DNS Abuse, i.e. the abuse of the Domain Name System, has become a catch-all term for many attacks and harmful behaviour by cybercriminals on the Internet. It is often not the Domain Name System itself that is targeted by the attackers. But practically all activities on the Internet, including harmful ones, run through the DNS. As a kind of telephone book of the Internet, it translates human-readable Internet addresses into machine-readable IP addresses.
“With the eco topDNS Initiative, we have classified the various threats on the Internet and precisely delimited where the DNS is actually abused and where, on the other hand, there is no DNS abuse,” says Thomas Rickert, Director Names & Numbers Forum in the eco Association. In close cooperation with the eco Anti-Abuse Competence Group, experts have described more than 50 threats on the Internet to determine whether they can be considered DNS abuse and how and by whom the corresponding attacks can be prevented.
topDNS Initiative provides assistance in understanding DNS Abuse
“It is not always easy to distinguish DNS abuse as a form of misuse of central functions of the Internet from other abuse attacks by cybercriminals,” Patrick Ben Koetter, Head of the eco Anti-Abuse Competence Group, points out. “With the DNS Abuse Table, we would like to initiate a discussion about who can and should contribute to the protection of the Internet and its users.
For example, intellectual property infringement, i.e. the violation of intellectual property rights. This is the case, for example, when a private blogger posts a photo online that is protected by copyright. Users would not be able to visit the blog without the DNS. But is the DNS really being abused here? What measures are possible and what measures are appropriate to end the infringement?

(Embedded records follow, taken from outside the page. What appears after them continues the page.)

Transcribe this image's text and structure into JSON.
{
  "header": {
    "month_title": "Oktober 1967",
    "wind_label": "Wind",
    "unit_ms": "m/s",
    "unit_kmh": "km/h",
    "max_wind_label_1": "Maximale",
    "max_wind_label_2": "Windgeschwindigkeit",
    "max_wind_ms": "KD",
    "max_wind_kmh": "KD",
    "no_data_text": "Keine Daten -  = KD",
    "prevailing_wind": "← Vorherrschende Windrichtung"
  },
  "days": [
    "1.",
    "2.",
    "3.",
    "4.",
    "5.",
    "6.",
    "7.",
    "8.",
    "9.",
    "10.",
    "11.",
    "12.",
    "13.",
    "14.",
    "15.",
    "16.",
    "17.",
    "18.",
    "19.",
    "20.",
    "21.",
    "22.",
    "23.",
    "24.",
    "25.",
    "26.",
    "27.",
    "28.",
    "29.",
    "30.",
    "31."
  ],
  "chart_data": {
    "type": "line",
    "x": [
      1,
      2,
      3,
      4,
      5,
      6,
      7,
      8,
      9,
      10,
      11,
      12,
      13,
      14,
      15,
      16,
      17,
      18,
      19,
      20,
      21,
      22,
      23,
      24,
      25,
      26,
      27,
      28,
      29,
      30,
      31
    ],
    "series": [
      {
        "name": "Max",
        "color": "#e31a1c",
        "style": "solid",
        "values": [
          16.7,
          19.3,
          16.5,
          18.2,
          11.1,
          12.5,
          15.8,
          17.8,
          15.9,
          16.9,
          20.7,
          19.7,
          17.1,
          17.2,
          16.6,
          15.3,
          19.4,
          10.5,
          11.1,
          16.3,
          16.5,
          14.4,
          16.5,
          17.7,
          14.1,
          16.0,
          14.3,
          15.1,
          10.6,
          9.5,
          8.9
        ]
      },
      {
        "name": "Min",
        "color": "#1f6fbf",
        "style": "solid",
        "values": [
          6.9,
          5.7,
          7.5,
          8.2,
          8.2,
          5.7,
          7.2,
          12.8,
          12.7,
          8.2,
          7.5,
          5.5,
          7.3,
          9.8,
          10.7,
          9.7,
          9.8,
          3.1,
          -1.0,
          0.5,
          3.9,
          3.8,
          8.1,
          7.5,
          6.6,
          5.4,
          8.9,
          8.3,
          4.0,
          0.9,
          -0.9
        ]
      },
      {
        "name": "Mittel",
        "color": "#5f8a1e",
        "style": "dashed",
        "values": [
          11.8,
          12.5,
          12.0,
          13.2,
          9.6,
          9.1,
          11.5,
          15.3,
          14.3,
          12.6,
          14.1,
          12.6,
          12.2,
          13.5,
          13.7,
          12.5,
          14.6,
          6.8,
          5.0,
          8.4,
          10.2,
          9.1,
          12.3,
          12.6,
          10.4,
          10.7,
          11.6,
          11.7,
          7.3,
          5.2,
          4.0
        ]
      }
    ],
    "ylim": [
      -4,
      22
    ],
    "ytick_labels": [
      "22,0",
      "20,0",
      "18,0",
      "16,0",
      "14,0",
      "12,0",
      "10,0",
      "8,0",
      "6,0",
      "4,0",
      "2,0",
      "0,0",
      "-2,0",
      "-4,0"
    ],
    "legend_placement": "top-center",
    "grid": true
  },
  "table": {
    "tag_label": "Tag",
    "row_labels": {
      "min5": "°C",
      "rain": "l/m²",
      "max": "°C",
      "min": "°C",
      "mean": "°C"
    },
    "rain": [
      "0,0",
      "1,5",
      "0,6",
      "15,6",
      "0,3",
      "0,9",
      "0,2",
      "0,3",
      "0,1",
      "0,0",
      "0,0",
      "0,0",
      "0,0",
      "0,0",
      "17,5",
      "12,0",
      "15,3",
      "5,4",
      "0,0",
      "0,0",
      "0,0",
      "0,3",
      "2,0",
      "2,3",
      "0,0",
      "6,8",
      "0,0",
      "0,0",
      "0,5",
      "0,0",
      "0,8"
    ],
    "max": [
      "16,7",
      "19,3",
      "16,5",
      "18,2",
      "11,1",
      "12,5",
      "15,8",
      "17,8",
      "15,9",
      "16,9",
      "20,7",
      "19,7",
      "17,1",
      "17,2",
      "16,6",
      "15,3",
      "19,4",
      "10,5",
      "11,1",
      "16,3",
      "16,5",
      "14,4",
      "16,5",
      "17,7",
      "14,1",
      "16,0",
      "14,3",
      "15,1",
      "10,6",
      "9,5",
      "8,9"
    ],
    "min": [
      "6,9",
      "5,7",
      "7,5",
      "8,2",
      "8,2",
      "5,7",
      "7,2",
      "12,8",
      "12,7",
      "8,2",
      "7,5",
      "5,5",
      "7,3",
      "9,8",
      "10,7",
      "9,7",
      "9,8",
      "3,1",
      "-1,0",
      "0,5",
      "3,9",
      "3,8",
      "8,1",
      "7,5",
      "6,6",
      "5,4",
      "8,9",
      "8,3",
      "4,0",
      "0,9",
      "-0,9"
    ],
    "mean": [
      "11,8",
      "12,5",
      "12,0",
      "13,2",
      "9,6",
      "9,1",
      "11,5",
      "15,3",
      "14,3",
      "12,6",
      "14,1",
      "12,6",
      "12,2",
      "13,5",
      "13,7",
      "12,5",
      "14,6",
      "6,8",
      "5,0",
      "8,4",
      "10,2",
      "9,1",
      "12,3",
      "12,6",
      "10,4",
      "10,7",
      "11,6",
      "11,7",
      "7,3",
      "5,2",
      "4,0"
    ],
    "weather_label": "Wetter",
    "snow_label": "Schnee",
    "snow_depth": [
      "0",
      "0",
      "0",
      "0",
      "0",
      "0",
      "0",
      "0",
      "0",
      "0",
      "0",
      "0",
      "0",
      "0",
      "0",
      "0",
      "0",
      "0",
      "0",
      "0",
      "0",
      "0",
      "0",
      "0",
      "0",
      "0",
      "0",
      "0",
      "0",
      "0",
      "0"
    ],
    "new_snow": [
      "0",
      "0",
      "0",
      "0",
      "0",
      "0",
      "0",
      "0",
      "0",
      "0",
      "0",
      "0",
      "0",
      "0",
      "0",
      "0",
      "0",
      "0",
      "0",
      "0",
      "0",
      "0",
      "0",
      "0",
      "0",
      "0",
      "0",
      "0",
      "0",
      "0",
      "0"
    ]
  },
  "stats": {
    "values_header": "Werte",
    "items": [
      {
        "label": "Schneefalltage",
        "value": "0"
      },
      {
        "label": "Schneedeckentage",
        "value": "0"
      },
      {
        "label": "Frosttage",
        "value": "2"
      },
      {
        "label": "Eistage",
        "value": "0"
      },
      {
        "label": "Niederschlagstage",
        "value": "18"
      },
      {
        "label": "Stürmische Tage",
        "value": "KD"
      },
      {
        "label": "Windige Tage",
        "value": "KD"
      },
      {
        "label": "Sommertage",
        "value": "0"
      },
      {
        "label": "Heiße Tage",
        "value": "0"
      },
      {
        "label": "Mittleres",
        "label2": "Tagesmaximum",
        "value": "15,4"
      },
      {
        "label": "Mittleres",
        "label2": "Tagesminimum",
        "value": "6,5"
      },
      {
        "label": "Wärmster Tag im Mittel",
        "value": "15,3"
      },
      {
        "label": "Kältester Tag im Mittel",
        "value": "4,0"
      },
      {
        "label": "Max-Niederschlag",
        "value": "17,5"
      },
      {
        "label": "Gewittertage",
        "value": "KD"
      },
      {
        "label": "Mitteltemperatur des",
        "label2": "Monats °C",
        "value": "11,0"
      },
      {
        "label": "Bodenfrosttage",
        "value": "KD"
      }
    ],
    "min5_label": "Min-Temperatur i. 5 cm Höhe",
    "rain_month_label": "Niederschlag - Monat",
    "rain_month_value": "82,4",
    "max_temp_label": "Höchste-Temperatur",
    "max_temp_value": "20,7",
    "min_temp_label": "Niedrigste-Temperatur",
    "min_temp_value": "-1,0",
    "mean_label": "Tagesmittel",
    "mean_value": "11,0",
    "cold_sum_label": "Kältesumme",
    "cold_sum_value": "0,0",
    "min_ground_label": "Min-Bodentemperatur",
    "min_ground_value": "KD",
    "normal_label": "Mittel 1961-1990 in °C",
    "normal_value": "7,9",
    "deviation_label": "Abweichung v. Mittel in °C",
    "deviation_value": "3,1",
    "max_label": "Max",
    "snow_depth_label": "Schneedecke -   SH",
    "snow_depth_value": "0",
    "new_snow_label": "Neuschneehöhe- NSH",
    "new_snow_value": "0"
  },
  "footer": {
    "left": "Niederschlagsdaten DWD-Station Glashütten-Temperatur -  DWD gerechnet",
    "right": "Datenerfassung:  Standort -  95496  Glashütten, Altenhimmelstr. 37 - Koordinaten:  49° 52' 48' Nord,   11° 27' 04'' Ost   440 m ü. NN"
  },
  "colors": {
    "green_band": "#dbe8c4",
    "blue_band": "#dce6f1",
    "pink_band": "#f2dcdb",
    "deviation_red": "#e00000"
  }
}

Interventions in the DNS should remain the exception
“It is important to take a differentiated view of abuse attempts in order to take targeted action against them,” says Thomas Rickert. “Interfering with the DNS only makes sense where it is obviously being manipulated or abused. Often, liability issues resulting from DNS intervention are unresolved – for example, if individual Internet addresses can no longer be visited. For online shops or news sites, the financial consequences of such interventions are immense. “There must be no arbitrary censorship of websites. DNS blocking should always be a last resort and only considered in cases of real abuse of the Domain Name System,” says Rickert. The first version of the Abuse Table of the eco topDNS Initiative now helps to detect such abuse beyond doubt.
The Abuse Table is a living document. It does not claim to be complete, nor does it claim to do justice to all intermediaries and players in the DNS ecosystem. With this table, the topDNS Initiative would simply like to lay the groundwork for an open discussion among all those involved who can contribute to the fight against abuse – in order to make the Internet a little safer for everyone.